Origin Story
Of the three daily meals, breakfast and dinner have native Korean names, yet lunch alone is a Sino-Korean word. Jeomsim (點心) means "to place a dot on the mind," and it came out of Seon (Zen) temple life. When a monk in practice felt hunger stir, the little he ate — too slight to call a meal, no more than touching a dot to the mind — was called jeomsim. A famous anecdote tells of the Tang-dynasty Seon master Deshan and an old woman selling rice cakes. Citing the Diamond Sutra — "the past mind cannot be grasped, the present mind cannot be grasped, the future mind cannot be grasped" — she asked, "Then, master, which mind will you place your dot (點心) upon?" A word that once meant a light bite, not even a proper meal, is today the name of a full and respectable meal in its own right. The lightest of repasts, in short, became the most substantial.

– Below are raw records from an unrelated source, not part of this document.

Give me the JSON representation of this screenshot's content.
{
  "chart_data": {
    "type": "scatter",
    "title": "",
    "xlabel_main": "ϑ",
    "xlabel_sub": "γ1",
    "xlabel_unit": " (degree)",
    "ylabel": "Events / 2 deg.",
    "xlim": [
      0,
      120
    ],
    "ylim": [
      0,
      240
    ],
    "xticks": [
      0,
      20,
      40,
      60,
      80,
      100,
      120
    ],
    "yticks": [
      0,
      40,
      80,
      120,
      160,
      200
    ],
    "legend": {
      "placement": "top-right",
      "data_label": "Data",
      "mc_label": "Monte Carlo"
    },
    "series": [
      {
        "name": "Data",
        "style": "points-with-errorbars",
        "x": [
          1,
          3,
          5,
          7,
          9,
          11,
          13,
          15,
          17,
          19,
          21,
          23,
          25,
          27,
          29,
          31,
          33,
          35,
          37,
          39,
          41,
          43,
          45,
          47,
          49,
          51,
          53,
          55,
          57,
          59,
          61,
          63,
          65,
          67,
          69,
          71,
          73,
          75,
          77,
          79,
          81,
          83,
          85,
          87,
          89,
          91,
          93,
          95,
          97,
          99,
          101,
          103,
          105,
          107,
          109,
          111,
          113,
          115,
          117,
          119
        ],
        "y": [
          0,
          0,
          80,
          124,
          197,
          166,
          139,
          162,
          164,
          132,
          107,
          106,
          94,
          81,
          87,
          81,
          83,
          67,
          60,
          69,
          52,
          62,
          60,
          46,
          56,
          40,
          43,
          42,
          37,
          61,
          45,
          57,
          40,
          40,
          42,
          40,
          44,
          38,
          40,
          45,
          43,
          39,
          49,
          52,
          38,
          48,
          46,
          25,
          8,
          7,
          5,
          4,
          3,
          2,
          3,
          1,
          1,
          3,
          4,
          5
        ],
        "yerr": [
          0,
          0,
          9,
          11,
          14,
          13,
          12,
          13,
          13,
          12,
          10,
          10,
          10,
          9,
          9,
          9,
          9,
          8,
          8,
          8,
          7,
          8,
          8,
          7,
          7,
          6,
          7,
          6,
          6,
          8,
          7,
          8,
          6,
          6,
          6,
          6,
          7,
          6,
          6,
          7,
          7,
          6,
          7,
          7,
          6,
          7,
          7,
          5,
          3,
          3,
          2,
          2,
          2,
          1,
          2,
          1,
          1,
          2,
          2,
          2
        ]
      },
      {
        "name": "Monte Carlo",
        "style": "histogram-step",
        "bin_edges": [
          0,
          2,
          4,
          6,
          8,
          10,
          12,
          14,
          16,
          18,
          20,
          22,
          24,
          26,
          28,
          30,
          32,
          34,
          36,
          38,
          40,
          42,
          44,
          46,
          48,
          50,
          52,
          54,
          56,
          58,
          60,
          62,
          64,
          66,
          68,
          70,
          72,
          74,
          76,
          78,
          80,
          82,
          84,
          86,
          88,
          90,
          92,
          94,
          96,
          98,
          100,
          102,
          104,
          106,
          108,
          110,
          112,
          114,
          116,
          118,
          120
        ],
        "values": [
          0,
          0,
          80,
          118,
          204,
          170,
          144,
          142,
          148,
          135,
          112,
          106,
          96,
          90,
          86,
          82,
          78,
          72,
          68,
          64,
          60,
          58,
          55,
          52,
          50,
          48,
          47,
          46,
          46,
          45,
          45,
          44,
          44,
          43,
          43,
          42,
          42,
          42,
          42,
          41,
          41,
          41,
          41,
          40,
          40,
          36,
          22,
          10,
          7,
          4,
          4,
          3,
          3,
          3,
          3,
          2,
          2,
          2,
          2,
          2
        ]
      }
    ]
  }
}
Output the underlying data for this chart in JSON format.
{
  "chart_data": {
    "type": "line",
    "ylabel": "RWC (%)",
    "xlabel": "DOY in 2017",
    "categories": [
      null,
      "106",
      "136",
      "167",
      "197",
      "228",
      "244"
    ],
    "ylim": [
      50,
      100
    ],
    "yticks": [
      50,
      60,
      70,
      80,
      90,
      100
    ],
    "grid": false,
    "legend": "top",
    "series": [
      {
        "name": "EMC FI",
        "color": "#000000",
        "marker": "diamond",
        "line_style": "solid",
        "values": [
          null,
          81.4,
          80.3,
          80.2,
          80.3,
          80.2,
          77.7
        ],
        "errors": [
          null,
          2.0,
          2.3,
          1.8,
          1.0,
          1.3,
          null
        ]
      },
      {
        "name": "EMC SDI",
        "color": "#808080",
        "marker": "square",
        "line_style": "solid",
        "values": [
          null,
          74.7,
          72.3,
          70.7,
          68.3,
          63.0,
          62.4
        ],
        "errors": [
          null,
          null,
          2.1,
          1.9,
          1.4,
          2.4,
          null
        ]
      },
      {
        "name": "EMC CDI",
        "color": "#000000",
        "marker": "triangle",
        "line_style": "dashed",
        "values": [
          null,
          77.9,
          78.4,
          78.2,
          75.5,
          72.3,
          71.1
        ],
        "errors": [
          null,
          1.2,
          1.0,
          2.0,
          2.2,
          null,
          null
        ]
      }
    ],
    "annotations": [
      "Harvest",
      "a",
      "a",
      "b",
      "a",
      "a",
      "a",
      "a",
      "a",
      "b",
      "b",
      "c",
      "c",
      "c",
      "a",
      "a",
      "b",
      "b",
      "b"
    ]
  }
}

A light snack once taken as lightly as touching a dot to the mind has become a hearty meal of the day. The weight of a meal shifts with the circumstances of the age.
Meaning Evolution
How It Is Used
Let's just grab some noodles for "jeomsim" today and keep it simple.
The meeting ran long, so I worked straight through and skipped "jeomsim" altogether.
The cost of "jeomsim" got to be a burden, so I started bringing a packed lunch.
Related Words
Memory Hook
點 (jeom, dot) + 心 (sim, mind) → just a little, as if touching a dot to the mind → originally a mere snack.
"A single bite once taken as lightly as a dot upon the mind has become our hearty meal of the day."